A invenção integra a linha de pesquisas conduzida no Laboratório de Propriedades Físicas de Materiais Cerâmicos (LAPFIMC), apresentando resultados expressivos em ensaios de resistência mecânica e durabilidade.
O produto é fabricado a partir da cinza do bagaço da cana-de-açúcar (CBC), coletada na Usina de Monte Alegre, em Mamanguape (PB), e do resíduo cerâmico (RC), utilizados como aditivos pozolânicos.
Esses materiais, quando combinados ao solo, cimento ou cal, formam tijolos maciços ou vazados, que podem ser aplicados em alvenaria sem fins estruturais.
O diferencial está na reação química entre os resíduos e os aglomerantes, que melhora as propriedades cimentantes e torna o produto mais resistente. “O tijolo ecológico atinge índices de resistência à compressão acima de 1 MPa e absorção de água inferior a 20%”, explica o inventor João Batista Duarte, técnico aposentado do LAPFIMC.
A patente, intitulada Tijolos de Solo-aglomerante Maciços e Vazados produzidos a partir da Combinação de Cimento e/ou Cal, Cinza do Bagaço da Cana-de-Açúcar (CBC) e Resíduo Cerâmico (RC) com Adição de Água, é fruto de um trabalho coletivo.

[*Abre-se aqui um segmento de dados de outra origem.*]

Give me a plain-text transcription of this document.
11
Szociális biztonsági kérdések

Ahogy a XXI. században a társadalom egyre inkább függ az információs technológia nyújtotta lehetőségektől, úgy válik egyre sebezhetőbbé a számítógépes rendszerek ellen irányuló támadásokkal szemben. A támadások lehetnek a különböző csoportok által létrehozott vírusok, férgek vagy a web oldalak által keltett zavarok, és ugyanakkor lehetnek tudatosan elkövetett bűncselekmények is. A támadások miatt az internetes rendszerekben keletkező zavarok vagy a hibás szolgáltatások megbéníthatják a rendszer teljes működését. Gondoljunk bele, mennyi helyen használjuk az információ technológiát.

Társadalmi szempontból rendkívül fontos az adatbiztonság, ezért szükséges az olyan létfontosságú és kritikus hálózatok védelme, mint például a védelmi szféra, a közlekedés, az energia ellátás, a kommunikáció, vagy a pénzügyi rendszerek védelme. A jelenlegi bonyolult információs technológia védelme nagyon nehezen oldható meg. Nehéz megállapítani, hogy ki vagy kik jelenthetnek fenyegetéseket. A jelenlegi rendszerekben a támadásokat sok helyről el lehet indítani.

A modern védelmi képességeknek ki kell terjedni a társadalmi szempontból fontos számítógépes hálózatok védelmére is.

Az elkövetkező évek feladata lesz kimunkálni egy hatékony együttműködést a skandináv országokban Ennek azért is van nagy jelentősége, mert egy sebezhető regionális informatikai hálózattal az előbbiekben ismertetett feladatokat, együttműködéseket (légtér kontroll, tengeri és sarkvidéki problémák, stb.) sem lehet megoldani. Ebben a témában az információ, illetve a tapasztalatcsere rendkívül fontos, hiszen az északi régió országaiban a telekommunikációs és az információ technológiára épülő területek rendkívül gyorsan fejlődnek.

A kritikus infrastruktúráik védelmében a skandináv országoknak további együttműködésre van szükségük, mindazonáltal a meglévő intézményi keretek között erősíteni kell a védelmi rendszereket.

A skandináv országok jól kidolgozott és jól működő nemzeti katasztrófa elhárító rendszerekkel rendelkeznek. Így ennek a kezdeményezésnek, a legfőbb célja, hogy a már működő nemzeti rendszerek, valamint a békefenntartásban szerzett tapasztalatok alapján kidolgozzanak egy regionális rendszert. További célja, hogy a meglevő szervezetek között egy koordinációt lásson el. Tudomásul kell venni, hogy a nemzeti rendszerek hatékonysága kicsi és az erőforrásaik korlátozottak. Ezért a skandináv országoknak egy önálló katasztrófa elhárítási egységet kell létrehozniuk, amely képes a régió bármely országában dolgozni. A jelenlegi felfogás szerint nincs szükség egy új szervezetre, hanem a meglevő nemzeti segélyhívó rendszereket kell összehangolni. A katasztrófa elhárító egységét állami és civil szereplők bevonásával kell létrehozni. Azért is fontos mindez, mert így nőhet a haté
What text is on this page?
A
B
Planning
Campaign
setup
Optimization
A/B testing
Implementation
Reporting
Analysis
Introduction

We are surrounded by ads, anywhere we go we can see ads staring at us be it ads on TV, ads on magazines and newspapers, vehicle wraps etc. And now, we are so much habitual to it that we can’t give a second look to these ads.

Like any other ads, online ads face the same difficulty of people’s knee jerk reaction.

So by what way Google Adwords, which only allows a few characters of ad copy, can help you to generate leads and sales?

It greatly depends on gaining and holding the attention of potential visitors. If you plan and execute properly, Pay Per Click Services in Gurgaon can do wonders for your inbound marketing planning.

Sob a orientação do professor Wilson Acchar, então responsável pelo LAPFIMC, a equipe reuniu pesquisadores da UFRN e do Instituto Federal de Educação, Ciência e Tecnologia da Paraíba (IFPB), além do discente Leonardo do Nascimento Dias (IFPB), que atuou durante sua iniciação científica. Cada integrante teve papel essencial na execução dos experimentos e análises que resultaram no pedido de patente.